How a partial government shutdown could affect your health: 'It's narrow'
Posted December 21, 2018 12:51 p.m. EST
(CNN) — With a holiday government shutdown looming in the United States, there could be an impact not just on government workers but on you and public health -- but that impact is expected to be small.
At midnight Friday, funding is set to expire for several key federal agencies, including the Departments of Homeland Security, Justice, Interior, State and Housing and Urban Development.
There's no guarantee that lawmakers can come up with a plan that President Donald Trump will support to extend the rapidly approaching deadline. Meanwhile, a partial government shutdown appears to be likely.
An administration official told CNN that "If a lapse in appropriations were to take place, a majority of [Homeland Security] activities would continue. For instance, those protecting our borders with the customs and Border Patrol will continue to do so.
"Additionally, activities that are supported by multi-year funding, such as [the Federal Emergency Management Agency's] Disaster Relief Fund, will continue operations."
The Department of Health and Human Services referred questions to its contingency plan.
The plan says that "HHS' contingency plans for agency operations in the absence of appropriations for Agriculture and Interior would lead to retaining approximately 24,927 staff and furloughing 7,997 staff as of day two of a near-term funding hiatus. Put another way, more than 76% of HHS employees would be retained and 24% would be furloughed."
Since most of the agency's operating divisions were funded through fiscal year 2019 by the Labor, Health and Human Services, and Education appropriation -- which represents about 60% of staff overall -- the contingency plans would be for only the divisions and programs funded through the Agriculture and Interior appropriations, according to the department.

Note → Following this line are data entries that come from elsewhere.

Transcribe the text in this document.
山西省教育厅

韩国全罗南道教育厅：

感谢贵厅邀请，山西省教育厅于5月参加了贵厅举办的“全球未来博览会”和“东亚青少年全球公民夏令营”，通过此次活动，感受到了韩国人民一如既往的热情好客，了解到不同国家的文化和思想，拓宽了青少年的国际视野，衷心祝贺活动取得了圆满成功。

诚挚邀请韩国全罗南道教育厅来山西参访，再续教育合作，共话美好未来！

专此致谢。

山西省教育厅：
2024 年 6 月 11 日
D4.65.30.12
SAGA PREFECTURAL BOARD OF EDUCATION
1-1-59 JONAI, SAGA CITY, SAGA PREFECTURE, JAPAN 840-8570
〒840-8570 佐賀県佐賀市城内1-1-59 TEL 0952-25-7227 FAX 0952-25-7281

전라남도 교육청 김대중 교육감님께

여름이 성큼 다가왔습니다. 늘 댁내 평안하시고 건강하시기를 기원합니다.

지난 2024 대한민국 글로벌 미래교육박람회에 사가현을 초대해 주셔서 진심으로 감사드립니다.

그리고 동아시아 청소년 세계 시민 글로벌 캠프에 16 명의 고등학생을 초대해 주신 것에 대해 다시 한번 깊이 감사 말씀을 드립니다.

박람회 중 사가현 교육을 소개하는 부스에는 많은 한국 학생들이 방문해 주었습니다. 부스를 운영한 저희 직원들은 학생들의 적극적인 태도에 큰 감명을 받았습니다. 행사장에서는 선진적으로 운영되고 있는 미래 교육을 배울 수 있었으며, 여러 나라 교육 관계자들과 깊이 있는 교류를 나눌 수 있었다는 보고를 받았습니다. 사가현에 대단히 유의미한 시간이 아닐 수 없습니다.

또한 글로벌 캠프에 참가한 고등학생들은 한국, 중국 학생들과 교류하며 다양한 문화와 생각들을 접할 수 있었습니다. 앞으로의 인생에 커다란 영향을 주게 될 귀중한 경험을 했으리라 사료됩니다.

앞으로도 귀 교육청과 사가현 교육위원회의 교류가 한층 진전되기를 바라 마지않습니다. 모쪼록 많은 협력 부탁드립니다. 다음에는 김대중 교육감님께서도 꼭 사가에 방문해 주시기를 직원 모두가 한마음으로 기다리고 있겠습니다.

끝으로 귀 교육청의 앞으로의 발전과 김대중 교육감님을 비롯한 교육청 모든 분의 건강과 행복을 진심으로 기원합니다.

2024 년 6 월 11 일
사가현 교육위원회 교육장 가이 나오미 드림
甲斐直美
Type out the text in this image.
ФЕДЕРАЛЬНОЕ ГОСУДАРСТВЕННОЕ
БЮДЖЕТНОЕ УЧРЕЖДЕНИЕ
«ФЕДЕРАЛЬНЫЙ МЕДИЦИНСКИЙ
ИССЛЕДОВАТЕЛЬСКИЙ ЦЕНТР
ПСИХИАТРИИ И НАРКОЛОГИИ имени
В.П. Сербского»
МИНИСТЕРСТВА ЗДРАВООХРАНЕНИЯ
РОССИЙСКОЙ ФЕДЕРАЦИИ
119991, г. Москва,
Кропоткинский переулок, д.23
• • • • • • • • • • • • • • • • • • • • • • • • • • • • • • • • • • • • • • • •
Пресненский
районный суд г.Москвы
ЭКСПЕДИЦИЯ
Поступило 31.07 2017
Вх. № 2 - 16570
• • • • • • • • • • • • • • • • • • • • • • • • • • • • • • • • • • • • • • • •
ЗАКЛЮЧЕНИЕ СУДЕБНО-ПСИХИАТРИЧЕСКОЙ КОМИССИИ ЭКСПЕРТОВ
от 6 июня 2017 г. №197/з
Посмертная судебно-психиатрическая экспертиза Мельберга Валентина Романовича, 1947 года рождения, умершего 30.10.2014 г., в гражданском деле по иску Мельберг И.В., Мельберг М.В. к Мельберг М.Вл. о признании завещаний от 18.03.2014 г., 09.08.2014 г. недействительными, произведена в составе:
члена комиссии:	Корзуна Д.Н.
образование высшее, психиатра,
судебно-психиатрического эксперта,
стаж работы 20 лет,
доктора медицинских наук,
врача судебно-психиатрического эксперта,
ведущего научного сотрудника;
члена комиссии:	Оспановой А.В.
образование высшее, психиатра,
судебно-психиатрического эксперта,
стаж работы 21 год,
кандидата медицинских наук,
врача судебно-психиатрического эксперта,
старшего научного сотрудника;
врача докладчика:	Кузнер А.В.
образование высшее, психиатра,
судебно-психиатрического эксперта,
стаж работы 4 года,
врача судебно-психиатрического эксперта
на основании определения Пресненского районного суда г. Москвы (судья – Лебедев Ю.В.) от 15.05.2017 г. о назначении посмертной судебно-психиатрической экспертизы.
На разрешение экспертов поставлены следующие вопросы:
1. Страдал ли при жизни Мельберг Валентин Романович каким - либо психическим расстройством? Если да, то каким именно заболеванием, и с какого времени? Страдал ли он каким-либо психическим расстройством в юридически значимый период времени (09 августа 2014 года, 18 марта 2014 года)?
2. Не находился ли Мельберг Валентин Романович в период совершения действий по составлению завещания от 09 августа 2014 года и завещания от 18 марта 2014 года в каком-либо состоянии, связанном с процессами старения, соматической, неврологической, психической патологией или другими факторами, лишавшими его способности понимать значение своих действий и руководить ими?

Emergency responses and high-risk recalls to continue
From a health perspective, the impact is expected to be minimal, said Art Caplan, a professor and founding head of the division of bioethics at NYU Langone Health in New York.
After all, if a shutdown were to take place, it would be limited in scope because lawmakers have funded roughly 75% of the federal government through September.
"It's serious, but it's narrow, because it's only a partial shutdown," Caplan said, adding that for the general public, worrying would be pointless.
"If there's a shutdown for a few days, the biggest concern will be the impact on the families of the workers who are going to be furloughed," said Dr. Irwin Redlener, director of Columbia University's National Center for Disaster Preparedness and a professor in the university's Mailman School of Public Health.
"In the short term, I'm not very worried much about the public health impact, but every day that passes presents a new threat that something will happen that could have been prevented if the government was functioning at full throttle," he said.
For the Department of Health and Human Services, among the activities that would continue are Indian Health Service clinics, response efforts from the Agency for Toxic Substances and Disease Registry and specific activities under the Food and Drug Administration, including responding to emergencies and managing high-risk recalls.
In the case of a recall or outbreak, "FDA inspection is at the core of both finding out about those things, but more importantly, tracing them, triggering state agencies and other groups to figure out how extensive is the outbreak, and where did it start and how can it be stopped," Caplan said. "Having FDA off the food beat is always very dangerous."
Caplan added that the Environmental Protection Agency also plays a key role in coordinating disaster responses to chemical spills and other toxic accidents. The EPA has a contingency plan in place in the event of a shutdown.
'We'll get through this'
Health and Human Services activities that would not continue include the majority of funding to Tribes and Urban Indian Health Programs, some grant awards under the National Institutes of Health, some resources from the Agency for Toxic Substances and Disease Registry that are not related to protecting lives and limiting the spread of disease, and some routine regulatory and compliance activities under the FDA, including routine establishment inspections and ongoing research work.
When it comes to the National Institutes of Health, "I don't think we're going to see much in terms of impact of the research component here because grants that have already been made won't be affected. But evaluation of new research proposals may be delayed during the shutdown, though I'm not sure how consequential that is," Redlener said.
"NIH also has a very sizable health service for people who have not been successfully treated with conventional modalities and are on research protocols, often as a last ditch effort to be cured -- and that's obviously very meaningful," he said. "Patients already in the system will continue to get care during a shutdown. But NIH will likely stop admitting new patients for the duration of the shutdown."
All in all, "otherwise, from a public health point of view, we'll get through this," he said.